On behalf of the Pennsylvania Parole Board, Ronald Eisenberg, chief deputy Pennsylvania attorney general, told the judges that Scott and the others should have raised their challenge under the Post Conviction Relief Act or as a sentencing appeal through the Superior Court.
“It’s clear under the court’s jurisdiction that a collateral challenge to a conviction or sentence does not lie within this court’s jurisdiction,” Eisenberg said.
Judge Kevin Brobson also seemed puzzled with the state’s stance.
“We do not have jurisdiction over PCRA matters and habeas matters, that’s true,” Brobson said. “But does that mean that we don’t have jurisdiction over a matter of challenging the constitutionality of a statute.”
In addition to Scott, Normita Jackson, Marsha Scaggs, Reid Evans, Wyatt Evans and Tyreem Rivers are all fighting for parole. Each wrote to the parole board in May, saying they “present no risk to public safety” and are “thoroughly rehabilitated.” Their requests were denied.
Judge Emerita Leavitt questioned what route to the Supreme Court was taken for the precedent cited in this case.
“In the case of Miller, which established that life without parole violated the Eighth Amendment for juvenile defendants, was that matter brought up through a post-conviction appeal?” Leavitt asked.

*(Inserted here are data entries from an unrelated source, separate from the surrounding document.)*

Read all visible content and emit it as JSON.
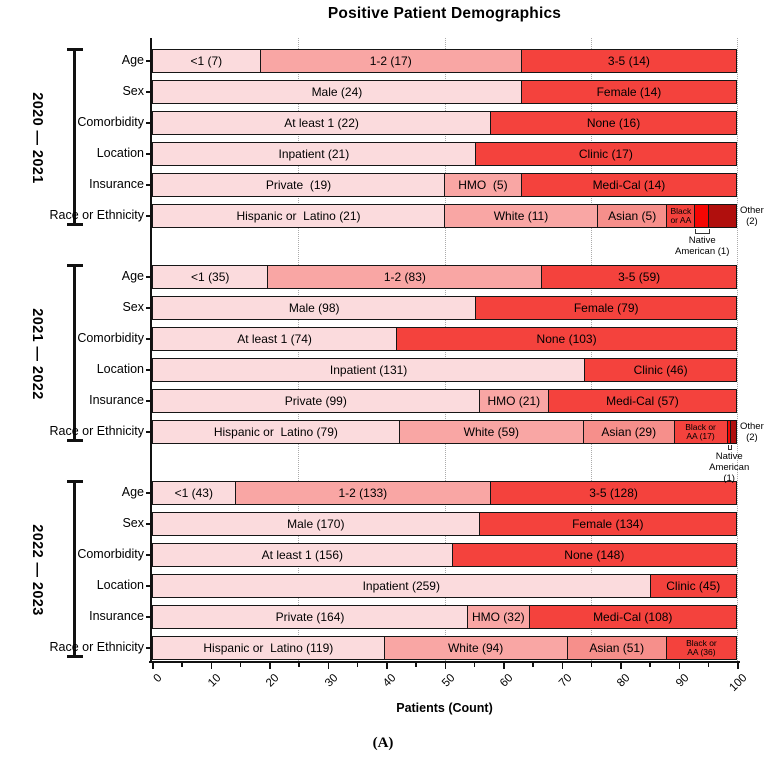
{
  "title": "Positive Patient Demographics",
  "caption": "(A)",
  "colors": {
    "light": "#fbdbdd",
    "medium": "#f9a6a4",
    "salmon": "#f68f8b",
    "red": "#f4423d",
    "bright_red": "#f50603",
    "dark_red": "#b00f0d"
  },
  "chart_data": {
    "type": "bar",
    "orientation": "horizontal",
    "stacked_percent": true,
    "title": "Positive Patient Demographics",
    "xlabel": "Patients (Count)",
    "xlim": [
      0,
      100
    ],
    "x_ticks": [
      0,
      10,
      20,
      30,
      40,
      50,
      60,
      70,
      80,
      90,
      100
    ],
    "x_minor_step": 5,
    "gridlines_at": [
      25,
      50,
      75,
      100
    ],
    "grid_style": "dotted",
    "groups": [
      {
        "label": "2020 — 2021",
        "rows": [
          {
            "category": "Age",
            "segments": [
              {
                "label": "<1 (7)",
                "count": 7,
                "color": "light"
              },
              {
                "label": "1-2 (17)",
                "count": 17,
                "color": "medium"
              },
              {
                "label": "3-5 (14)",
                "count": 14,
                "color": "red"
              }
            ]
          },
          {
            "category": "Sex",
            "segments": [
              {
                "label": "Male (24)",
                "count": 24,
                "color": "light"
              },
              {
                "label": "Female (14)",
                "count": 14,
                "color": "red"
              }
            ]
          },
          {
            "category": "Comorbidity",
            "segments": [
              {
                "label": "At least 1 (22)",
                "count": 22,
                "color": "light"
              },
              {
                "label": "None (16)",
                "count": 16,
                "color": "red"
              }
            ]
          },
          {
            "category": "Location",
            "segments": [
              {
                "label": "Inpatient (21)",
                "count": 21,
                "color": "light"
              },
              {
                "label": "Clinic (17)",
                "count": 17,
                "color": "red"
              }
            ]
          },
          {
            "category": "Insurance",
            "segments": [
              {
                "label": "Private  (19)",
                "count": 19,
                "color": "light"
              },
              {
                "label": "HMO  (5)",
                "count": 5,
                "color": "medium"
              },
              {
                "label": "Medi-Cal (14)",
                "count": 14,
                "color": "red"
              }
            ]
          },
          {
            "category": "Race or Ethnicity",
            "segments": [
              {
                "label": "Hispanic or  Latino (21)",
                "count": 21,
                "color": "light"
              },
              {
                "label": "White (11)",
                "count": 11,
                "color": "medium"
              },
              {
                "label": "Asian (5)",
                "count": 5,
                "color": "salmon"
              },
              {
                "label": "Black\nor AA",
                "count": 2,
                "color": "red",
                "small": true
              },
              {
                "label": "",
                "count": 1,
                "color": "bright_red",
                "below_label": "Native\nAmerican (1)"
              },
              {
                "label": "",
                "count": 2,
                "color": "dark_red",
                "right_label": "Other\n(2)"
              }
            ]
          }
        ]
      },
      {
        "label": "2021 — 2022",
        "rows": [
          {
            "category": "Age",
            "segments": [
              {
                "label": "<1 (35)",
                "count": 35,
                "color": "light"
              },
              {
                "label": "1-2 (83)",
                "count": 83,
                "color": "medium"
              },
              {
                "label": "3-5 (59)",
                "count": 59,
                "color": "red"
              }
            ]
          },
          {
            "category": "Sex",
            "segments": [
              {
                "label": "Male (98)",
                "count": 98,
                "color": "light"
              },
              {
                "label": "Female (79)",
                "count": 79,
                "color": "red"
              }
            ]
          },
          {
            "category": "Comorbidity",
            "segments": [
              {
                "label": "At least 1 (74)",
                "count": 74,
                "color": "light"
              },
              {
                "label": "None (103)",
                "count": 103,
                "color": "red"
              }
            ]
          },
          {
            "category": "Location",
            "segments": [
              {
                "label": "Inpatient (131)",
                "count": 131,
                "color": "light"
              },
              {
                "label": "Clinic (46)",
                "count": 46,
                "color": "red"
              }
            ]
          },
          {
            "category": "Insurance",
            "segments": [
              {
                "label": "Private (99)",
                "count": 99,
                "color": "light"
              },
              {
                "label": "HMO (21)",
                "count": 21,
                "color": "medium"
              },
              {
                "label": "Medi-Cal (57)",
                "count": 57,
                "color": "red"
              }
            ]
          },
          {
            "category": "Race or Ethnicity",
            "segments": [
              {
                "label": "Hispanic or  Latino (79)",
                "count": 79,
                "color": "light"
              },
              {
                "label": "White (59)",
                "count": 59,
                "color": "medium"
              },
              {
                "label": "Asian (29)",
                "count": 29,
                "color": "salmon"
              },
              {
                "label": "Black or\nAA (17)",
                "count": 17,
                "color": "red",
                "small": true
              },
              {
                "label": "",
                "count": 1,
                "color": "bright_red",
                "below_label": "Native\nAmerican (1)"
              },
              {
                "label": "",
                "count": 2,
                "color": "dark_red",
                "right_label": "Other\n(2)"
              }
            ]
          }
        ]
      },
      {
        "label": "2022 — 2023",
        "rows": [
          {
            "category": "Age",
            "segments": [
              {
                "label": "<1 (43)",
                "count": 43,
                "color": "light"
              },
              {
                "label": "1-2 (133)",
                "count": 133,
                "color": "medium"
              },
              {
                "label": "3-5 (128)",
                "count": 128,
                "color": "red"
              }
            ]
          },
          {
            "category": "Sex",
            "segments": [
              {
                "label": "Male (170)",
                "count": 170,
                "color": "light"
              },
              {
                "label": "Female (134)",
                "count": 134,
                "color": "red"
              }
            ]
          },
          {
            "category": "Comorbidity",
            "segments": [
              {
                "label": "At least 1 (156)",
                "count": 156,
                "color": "light"
              },
              {
                "label": "None (148)",
                "count": 148,
                "color": "red"
              }
            ]
          },
          {
            "category": "Location",
            "segments": [
              {
                "label": "Inpatient (259)",
                "count": 259,
                "color": "light"
              },
              {
                "label": "Clinic (45)",
                "count": 45,
                "color": "red"
              }
            ]
          },
          {
            "category": "Insurance",
            "segments": [
              {
                "label": "Private (164)",
                "count": 164,
                "color": "light"
              },
              {
                "label": "HMO (32)",
                "count": 32,
                "color": "medium"
              },
              {
                "label": "Medi-Cal (108)",
                "count": 108,
                "color": "red"
              }
            ]
          },
          {
            "category": "Race or Ethnicity",
            "segments": [
              {
                "label": "Hispanic or  Latino (119)",
                "count": 119,
                "color": "light"
              },
              {
                "label": "White (94)",
                "count": 94,
                "color": "medium"
              },
              {
                "label": "Asian (51)",
                "count": 51,
                "color": "salmon"
              },
              {
                "label": "Black or\nAA (36)",
                "count": 36,
                "color": "red",
                "small": true
              }
            ]
          }
        ]
      }
    ]
  }
}
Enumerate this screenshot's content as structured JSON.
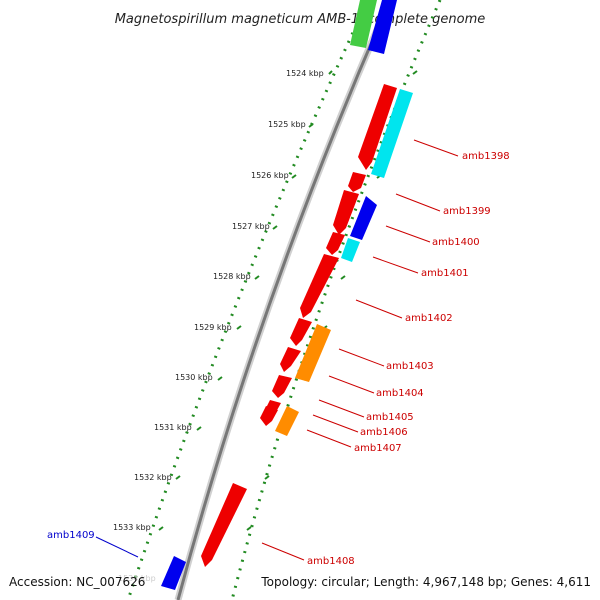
{
  "title": "Magnetospirillum magneticum AMB-1, complete genome",
  "accession_text": "Accession: NC_007626",
  "topology_text": "Topology: circular; Length: 4,967,148 bp; Genes: 4,611",
  "colors": {
    "red": "#ff0000",
    "cyan": "#00e5ee",
    "blue": "#0000ee",
    "orange": "#ff8c00",
    "green": "#44cc44",
    "backbone": "#888888",
    "ticks": "#228b22",
    "gene_label": "#cc0000",
    "gene_label_selected": "#0000cc"
  },
  "ticks": [
    {
      "label": "1524 kbp"
    },
    {
      "label": "1525 kbp"
    },
    {
      "label": "1526 kbp"
    },
    {
      "label": "1527 kbp"
    },
    {
      "label": "1528 kbp"
    },
    {
      "label": "1529 kbp"
    },
    {
      "label": "1530 kbp"
    },
    {
      "label": "1531 kbp"
    },
    {
      "label": "1532 kbp"
    },
    {
      "label": "1533 kbp"
    }
  ],
  "faded_tick_label": "1534 kbp",
  "gene_labels": [
    {
      "label": "amb1398"
    },
    {
      "label": "amb1399"
    },
    {
      "label": "amb1400"
    },
    {
      "label": "amb1401"
    },
    {
      "label": "amb1402"
    },
    {
      "label": "amb1403"
    },
    {
      "label": "amb1404"
    },
    {
      "label": "amb1405"
    },
    {
      "label": "amb1406"
    },
    {
      "label": "amb1407"
    },
    {
      "label": "amb1408"
    },
    {
      "label": "amb1409"
    }
  ]
}
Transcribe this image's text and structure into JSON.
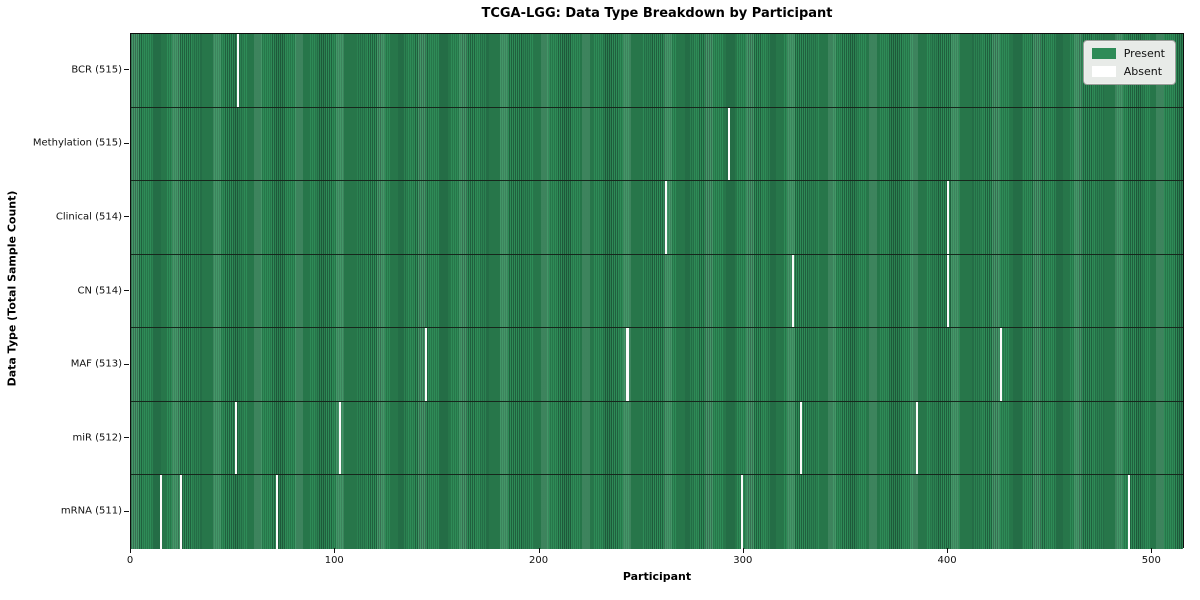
{
  "title": "TCGA-LGG: Data Type Breakdown by Participant",
  "xlabel": "Participant",
  "ylabel": "Data Type (Total Sample Count)",
  "colors": {
    "present": "#2e8b57",
    "present_edge": "#20603e",
    "absent": "#ffffff",
    "axis": "#111111",
    "legend_background": "#e8ebe8"
  },
  "chart_data": {
    "type": "heatmap",
    "title": "TCGA-LGG: Data Type Breakdown by Participant",
    "xlabel": "Participant",
    "ylabel": "Data Type (Total Sample Count)",
    "x_axis": {
      "ticks": [
        0,
        100,
        200,
        300,
        400,
        500
      ],
      "range": [
        0,
        516
      ]
    },
    "n_participants": 516,
    "grid": false,
    "legend_position": "upper right",
    "legend": [
      {
        "label": "Present",
        "color": "#2e8b57"
      },
      {
        "label": "Absent",
        "color": "#ffffff"
      }
    ],
    "rows": [
      {
        "label": "BCR (515)",
        "data_type": "BCR",
        "sample_count": 515,
        "absent_participants": [
          52
        ]
      },
      {
        "label": "Methylation (515)",
        "data_type": "Methylation",
        "sample_count": 515,
        "absent_participants": [
          293
        ]
      },
      {
        "label": "Clinical (514)",
        "data_type": "Clinical",
        "sample_count": 514,
        "absent_participants": [
          262,
          400
        ]
      },
      {
        "label": "CN (514)",
        "data_type": "CN",
        "sample_count": 514,
        "absent_participants": [
          324,
          400
        ]
      },
      {
        "label": "MAF (513)",
        "data_type": "MAF",
        "sample_count": 513,
        "absent_participants": [
          144,
          243,
          426
        ]
      },
      {
        "label": "miR (512)",
        "data_type": "miR",
        "sample_count": 512,
        "absent_participants": [
          51,
          102,
          328,
          385
        ]
      },
      {
        "label": "mRNA (511)",
        "data_type": "mRNA",
        "sample_count": 511,
        "absent_participants": [
          14,
          24,
          71,
          299,
          489
        ]
      }
    ]
  }
}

“Those were criminal appeals,” he explained. “There were two companion cases — one of them came on direct criminal appeal; one of them came on conviction appeal. And if the United States Supreme Court or the Pennsylvania Supreme Court ever decides to take this question up to — as the petitioners put it — extend Miller, the PCRA will be open to them. The door will be wide open, just as it was for the juvenile lifers.”
As Grote explained, the justices ruled for retroactivity in Montgomery because the case turned on a substantive right.
“The substantive right was defined as if a criminal offense is committed by somebody younger than 18 and that crime reflects transient immaturity of youth, they cannot be subjected to life without parole sentencing scheme,” Grote said. “But the court went further and acknowledged that Miller had a procedural component. And that procedural component invalidated any mandatory sentencing scheme that did not allow for anything less than life without parole. Therefore, everybody in Pennsylvania, who was serving such a sentence, their actual life sentence was invalidated because of the manner in which it was imposed.”
Brobson and Leavitt were joined on Monday’s panel by Judge Emerita Leadbetter.